Posted by M. C. on January 11, 2022

The final straw was to be Ukraine. After U.S. officials helped to orchestrate the regime-change operation that ousted a pro-Russia regime and installed a pro-U.S. regime in Ukraine, the next step was to invite Ukraine to join NATO. That would mean U.S. bases, missiles, and troops on Russia’s border. It would would mean the eviction of Russia from its longtime military base in Crimea and its replacement by a U.S. military base. 

Predictably, all this makes Russia the “aggressor” against the peace-loving officials within NATO and within the U.S. government (which controls NATO).

https://www.fff.org/2022/01/10/abolish-nato/

by Jacob G. Hornberger

The New York Times published an article yesterday that denied that U.S. officials promised Russia at the end of the Cold War that NATO would not expand membership to Warsaw Pact countries. 

Unfortunately, the article misses the point. The point is that NATO should have been abolished when the Cold War ended, which would, needless to say, have meant that it would not have absorbed those former Warsaw Pact countries and would not have moved U.S. bases, missiles, and troops inexorably closer to Russia’s borders. 

The ostensible purpose of NATO was to protect Western Europe from an invasion by the Soviet Union, which, ironically, had been America’s partner and ally in World War II. At the end of the Cold War, the threat of such an invasion was non-existent. Therefore, NATO’s ostensible mission was over. NATO should have been disbanded immediately.

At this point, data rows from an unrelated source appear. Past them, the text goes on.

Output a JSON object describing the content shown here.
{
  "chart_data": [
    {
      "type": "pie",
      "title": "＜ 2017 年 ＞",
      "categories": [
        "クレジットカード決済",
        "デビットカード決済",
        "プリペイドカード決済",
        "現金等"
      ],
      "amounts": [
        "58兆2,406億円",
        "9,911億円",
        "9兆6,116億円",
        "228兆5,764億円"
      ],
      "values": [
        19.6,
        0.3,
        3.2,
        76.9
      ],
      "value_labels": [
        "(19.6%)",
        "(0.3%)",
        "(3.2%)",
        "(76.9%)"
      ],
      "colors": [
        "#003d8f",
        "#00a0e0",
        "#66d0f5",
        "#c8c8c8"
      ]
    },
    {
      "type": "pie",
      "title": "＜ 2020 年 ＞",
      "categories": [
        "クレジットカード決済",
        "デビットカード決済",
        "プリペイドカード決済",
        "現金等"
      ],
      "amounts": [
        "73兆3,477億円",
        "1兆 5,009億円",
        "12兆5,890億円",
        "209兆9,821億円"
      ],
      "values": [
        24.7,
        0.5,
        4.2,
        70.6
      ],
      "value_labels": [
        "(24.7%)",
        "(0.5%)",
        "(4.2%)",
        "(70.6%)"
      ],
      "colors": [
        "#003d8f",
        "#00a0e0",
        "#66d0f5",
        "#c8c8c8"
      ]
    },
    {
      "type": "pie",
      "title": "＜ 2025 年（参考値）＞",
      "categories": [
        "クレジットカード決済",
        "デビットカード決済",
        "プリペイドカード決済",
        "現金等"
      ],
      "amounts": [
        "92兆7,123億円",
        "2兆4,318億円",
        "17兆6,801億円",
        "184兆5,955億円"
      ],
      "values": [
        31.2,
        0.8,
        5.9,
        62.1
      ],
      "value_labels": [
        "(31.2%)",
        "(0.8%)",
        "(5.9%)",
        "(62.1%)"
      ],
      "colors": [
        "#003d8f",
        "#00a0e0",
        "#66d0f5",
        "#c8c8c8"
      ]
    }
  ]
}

But like so many other Cold War programs and bureaucratic agencies, NATO bureaucrats were not about to let their bureaucratic agency go quietly into the night. Too many officials had become accustomed to and dependent on the taxpayer-funded largess that came with NATO. 

Moreover, the NATO bureaucrats and the Cold War officials within the U.S. national-security establishment were not ready to let go of their Cold War racket, which they had milked for some 45 years. They had to figure out a way to keep their racket going.

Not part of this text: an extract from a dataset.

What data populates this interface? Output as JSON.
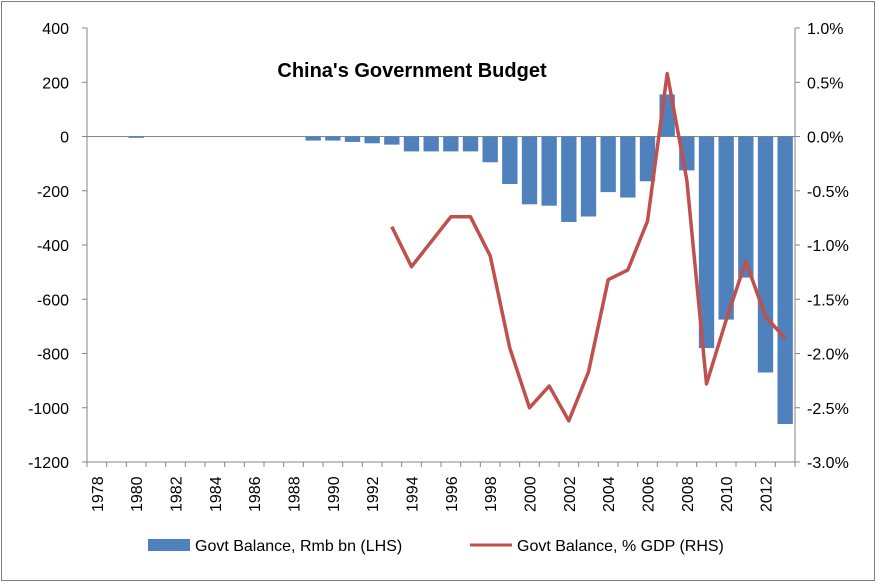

That’s why NATO began absorbing Warsaw Pact countries instead of simply going out of business. They knew that as they brought U.S. bases, missiles, and troops closer to Russia’s borders, Russia would have to finally respond. And when that would happen, U.S. and NATO officials and their Operation Mockingbird acolytes in the mainstream press could exclaim, “The Russians have committed aggression! They are the aggressors!” 

The final straw was to be Ukraine. After U.S. officials helped to orchestrate the regime-change operation that ousted a pro-Russia regime and installed a pro-U.S. regime in Ukraine, the next step was to invite Ukraine to join NATO. That would mean U.S. bases, missiles, and troops on Russia’s border. It would would mean the eviction of Russia from its longtime military base in Crimea and its replacement by a U.S. military base. 

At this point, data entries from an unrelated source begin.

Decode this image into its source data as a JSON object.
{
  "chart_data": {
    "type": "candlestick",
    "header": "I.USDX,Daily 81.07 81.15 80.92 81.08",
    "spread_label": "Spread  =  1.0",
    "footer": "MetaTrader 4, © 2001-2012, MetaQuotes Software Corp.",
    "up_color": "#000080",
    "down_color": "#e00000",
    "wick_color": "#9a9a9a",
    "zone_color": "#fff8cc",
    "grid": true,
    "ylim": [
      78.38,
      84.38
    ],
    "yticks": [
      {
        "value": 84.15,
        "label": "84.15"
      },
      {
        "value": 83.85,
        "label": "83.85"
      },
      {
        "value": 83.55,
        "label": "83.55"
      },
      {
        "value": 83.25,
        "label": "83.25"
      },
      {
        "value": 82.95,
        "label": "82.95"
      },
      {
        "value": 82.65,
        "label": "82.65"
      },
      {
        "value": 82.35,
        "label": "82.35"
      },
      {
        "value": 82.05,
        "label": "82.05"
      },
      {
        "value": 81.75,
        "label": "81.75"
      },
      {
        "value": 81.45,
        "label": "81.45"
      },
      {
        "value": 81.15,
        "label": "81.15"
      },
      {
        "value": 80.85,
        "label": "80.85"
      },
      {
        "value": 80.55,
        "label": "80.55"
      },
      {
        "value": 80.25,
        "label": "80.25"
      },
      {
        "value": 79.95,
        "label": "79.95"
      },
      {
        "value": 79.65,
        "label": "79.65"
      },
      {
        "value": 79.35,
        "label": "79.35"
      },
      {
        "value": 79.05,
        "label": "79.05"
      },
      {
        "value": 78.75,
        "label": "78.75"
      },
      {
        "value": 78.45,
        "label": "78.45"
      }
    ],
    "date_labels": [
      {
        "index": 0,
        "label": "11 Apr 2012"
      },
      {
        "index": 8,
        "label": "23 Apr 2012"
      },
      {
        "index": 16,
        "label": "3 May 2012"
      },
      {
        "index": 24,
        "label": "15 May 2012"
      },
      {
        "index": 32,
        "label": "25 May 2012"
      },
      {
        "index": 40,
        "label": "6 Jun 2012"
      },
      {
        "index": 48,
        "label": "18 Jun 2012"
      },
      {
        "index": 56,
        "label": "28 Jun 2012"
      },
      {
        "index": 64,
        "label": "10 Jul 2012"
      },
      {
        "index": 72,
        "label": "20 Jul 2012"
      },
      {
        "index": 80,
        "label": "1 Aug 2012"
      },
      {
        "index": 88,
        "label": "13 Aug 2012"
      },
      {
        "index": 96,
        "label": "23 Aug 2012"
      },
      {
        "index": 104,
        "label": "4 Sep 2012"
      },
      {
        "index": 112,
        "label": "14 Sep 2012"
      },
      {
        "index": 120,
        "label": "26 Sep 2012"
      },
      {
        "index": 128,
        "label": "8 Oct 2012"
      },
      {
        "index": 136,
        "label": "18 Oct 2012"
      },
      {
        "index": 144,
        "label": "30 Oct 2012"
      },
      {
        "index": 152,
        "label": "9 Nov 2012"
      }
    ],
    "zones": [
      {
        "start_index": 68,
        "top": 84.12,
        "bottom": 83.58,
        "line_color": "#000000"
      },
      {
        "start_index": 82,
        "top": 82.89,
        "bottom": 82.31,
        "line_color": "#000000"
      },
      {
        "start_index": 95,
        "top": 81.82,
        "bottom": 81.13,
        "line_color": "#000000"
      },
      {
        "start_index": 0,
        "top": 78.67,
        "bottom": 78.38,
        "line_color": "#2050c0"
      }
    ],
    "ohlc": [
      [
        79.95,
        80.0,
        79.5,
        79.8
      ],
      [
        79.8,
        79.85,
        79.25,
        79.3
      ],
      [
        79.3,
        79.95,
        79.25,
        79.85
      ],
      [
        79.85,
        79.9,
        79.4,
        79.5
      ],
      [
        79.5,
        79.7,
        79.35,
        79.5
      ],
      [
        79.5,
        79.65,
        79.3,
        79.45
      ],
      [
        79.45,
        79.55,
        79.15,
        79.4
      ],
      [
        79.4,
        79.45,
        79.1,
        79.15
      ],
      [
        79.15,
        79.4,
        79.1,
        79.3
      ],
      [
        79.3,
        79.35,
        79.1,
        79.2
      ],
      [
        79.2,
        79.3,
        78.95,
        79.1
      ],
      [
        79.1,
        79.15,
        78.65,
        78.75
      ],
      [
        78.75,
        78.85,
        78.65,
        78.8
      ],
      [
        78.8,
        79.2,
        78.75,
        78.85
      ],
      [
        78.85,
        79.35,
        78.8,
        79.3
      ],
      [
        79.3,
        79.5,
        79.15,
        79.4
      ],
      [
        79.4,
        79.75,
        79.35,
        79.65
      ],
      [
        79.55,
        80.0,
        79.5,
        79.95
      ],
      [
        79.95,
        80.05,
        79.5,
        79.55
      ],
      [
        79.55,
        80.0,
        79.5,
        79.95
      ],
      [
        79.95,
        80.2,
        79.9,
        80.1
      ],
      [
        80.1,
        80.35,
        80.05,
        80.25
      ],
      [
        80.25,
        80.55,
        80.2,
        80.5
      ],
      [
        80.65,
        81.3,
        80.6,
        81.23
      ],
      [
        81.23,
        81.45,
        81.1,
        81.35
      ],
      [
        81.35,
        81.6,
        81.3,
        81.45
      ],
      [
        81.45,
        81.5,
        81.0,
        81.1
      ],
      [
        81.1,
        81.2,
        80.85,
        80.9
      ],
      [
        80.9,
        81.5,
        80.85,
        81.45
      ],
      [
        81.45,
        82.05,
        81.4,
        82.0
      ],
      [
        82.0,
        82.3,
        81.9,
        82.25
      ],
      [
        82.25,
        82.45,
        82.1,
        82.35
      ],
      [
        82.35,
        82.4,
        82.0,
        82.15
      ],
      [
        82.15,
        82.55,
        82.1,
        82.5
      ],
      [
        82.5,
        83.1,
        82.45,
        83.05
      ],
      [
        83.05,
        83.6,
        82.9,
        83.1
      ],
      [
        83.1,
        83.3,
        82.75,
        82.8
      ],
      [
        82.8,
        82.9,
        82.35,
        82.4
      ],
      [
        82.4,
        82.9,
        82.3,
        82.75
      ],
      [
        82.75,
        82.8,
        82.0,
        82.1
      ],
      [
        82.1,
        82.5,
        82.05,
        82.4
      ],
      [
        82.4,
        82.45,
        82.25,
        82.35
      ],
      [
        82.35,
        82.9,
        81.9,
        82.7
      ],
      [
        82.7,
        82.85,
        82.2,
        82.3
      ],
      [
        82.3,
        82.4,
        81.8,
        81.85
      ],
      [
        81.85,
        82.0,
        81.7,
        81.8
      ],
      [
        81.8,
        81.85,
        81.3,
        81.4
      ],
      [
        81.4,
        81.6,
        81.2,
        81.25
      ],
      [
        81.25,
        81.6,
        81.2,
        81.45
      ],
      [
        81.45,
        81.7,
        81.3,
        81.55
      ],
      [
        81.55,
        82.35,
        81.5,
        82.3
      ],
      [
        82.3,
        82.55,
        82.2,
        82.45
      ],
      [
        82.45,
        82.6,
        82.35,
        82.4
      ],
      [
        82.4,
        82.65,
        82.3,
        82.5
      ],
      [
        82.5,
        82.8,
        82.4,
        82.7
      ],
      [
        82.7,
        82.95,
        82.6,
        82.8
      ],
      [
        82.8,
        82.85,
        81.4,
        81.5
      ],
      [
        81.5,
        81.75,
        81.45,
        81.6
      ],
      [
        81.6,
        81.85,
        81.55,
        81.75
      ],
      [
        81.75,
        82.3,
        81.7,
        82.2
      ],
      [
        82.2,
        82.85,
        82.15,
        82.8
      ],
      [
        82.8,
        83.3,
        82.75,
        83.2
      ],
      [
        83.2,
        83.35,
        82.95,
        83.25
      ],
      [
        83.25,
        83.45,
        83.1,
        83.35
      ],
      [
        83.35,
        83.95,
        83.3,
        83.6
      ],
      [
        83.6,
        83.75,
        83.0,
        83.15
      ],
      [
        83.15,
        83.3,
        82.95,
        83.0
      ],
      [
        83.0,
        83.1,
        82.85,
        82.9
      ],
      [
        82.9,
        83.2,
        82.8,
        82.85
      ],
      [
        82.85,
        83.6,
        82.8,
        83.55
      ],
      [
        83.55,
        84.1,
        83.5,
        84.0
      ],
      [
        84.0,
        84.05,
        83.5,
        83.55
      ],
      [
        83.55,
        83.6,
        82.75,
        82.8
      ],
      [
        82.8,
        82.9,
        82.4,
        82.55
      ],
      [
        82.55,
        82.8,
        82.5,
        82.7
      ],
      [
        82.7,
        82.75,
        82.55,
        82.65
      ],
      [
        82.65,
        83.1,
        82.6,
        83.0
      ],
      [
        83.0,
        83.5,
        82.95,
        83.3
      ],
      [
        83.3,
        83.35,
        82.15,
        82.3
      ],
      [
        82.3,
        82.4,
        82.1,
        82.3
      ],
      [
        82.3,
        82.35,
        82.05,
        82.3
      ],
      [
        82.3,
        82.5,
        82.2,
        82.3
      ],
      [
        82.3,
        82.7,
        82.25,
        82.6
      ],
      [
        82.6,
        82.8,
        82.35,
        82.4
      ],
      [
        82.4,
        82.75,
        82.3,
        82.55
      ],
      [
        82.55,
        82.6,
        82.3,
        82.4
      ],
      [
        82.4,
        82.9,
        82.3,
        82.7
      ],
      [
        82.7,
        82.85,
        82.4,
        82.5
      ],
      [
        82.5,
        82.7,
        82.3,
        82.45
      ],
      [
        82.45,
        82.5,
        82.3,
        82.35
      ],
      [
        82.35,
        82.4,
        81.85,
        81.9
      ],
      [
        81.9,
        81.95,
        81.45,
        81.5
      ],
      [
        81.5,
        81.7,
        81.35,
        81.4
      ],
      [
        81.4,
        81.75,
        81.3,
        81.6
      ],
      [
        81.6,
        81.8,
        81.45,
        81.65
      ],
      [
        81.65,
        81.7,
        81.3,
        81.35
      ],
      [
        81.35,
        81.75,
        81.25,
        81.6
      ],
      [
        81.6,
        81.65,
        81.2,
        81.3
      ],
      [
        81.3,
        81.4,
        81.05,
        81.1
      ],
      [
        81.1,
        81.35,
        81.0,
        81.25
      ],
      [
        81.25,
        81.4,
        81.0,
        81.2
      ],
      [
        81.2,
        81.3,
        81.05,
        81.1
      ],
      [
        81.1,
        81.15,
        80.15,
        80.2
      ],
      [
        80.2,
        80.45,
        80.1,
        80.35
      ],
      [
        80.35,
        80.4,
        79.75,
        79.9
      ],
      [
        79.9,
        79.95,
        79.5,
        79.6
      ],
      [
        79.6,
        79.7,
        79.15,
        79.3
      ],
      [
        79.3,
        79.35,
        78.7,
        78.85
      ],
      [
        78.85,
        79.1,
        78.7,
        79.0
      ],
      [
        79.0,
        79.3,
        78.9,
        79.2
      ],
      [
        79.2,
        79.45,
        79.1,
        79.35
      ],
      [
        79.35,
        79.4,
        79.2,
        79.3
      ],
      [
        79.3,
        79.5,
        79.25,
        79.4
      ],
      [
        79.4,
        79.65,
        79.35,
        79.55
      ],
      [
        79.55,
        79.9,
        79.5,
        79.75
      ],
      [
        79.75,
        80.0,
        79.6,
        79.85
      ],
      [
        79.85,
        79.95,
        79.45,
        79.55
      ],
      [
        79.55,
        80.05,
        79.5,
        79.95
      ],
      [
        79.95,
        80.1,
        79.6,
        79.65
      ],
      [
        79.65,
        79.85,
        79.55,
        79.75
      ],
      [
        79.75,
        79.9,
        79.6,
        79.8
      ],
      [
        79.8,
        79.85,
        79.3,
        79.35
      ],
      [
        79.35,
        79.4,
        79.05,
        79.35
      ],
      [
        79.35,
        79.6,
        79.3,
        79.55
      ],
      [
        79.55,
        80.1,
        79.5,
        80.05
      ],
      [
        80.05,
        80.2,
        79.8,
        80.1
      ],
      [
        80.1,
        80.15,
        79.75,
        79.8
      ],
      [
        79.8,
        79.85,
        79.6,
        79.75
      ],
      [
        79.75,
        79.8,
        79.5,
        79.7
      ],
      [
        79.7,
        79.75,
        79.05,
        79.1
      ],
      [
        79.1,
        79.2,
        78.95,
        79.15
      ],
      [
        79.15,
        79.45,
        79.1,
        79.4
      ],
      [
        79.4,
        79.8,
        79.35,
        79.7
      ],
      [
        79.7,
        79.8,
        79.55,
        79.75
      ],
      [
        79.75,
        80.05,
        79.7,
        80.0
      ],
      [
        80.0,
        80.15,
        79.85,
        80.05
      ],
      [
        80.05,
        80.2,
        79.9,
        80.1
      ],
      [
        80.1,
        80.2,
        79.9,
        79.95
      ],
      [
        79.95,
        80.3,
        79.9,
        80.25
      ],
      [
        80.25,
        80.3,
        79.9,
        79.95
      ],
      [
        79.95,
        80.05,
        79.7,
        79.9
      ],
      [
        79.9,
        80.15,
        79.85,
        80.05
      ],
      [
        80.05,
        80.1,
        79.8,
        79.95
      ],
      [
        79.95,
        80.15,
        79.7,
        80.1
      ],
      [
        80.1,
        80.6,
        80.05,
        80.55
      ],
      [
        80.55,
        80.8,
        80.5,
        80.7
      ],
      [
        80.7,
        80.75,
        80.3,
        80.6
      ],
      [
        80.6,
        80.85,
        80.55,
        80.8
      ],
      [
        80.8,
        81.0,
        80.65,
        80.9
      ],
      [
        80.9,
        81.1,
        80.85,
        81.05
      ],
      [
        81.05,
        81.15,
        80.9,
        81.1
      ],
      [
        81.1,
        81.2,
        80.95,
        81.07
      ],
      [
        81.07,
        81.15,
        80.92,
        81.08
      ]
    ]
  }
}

The result was predictable. Russia invaded Crimea and took it over. Russia has also made it clear that it fiercely opposed NATO’s absorption of Ukraine and the U.S. military bases, missiles, and troops on Russia’s border that would come with it.

Predictably, all this makes Russia the “aggressor” against the peace-loving officials within NATO and within the U.S. government (which controls NATO). It’s all Russia’s fault for opposing U.S. peace-loving plans to establish and install military bases, missiles, and troops along Russia’s borders. 

When will the American people wake up and come to the realization of what the conversion of their federal government to a national-security state has done to our nation? The sooner that day comes, the better off everyone will be. We will be able both to abolish NATO and restore a limited-government republic to our land. That would not only finally put a stop to the old Cold War racket but also set America on the road to liberty, peace, prosperity, and harmony with the people of the world.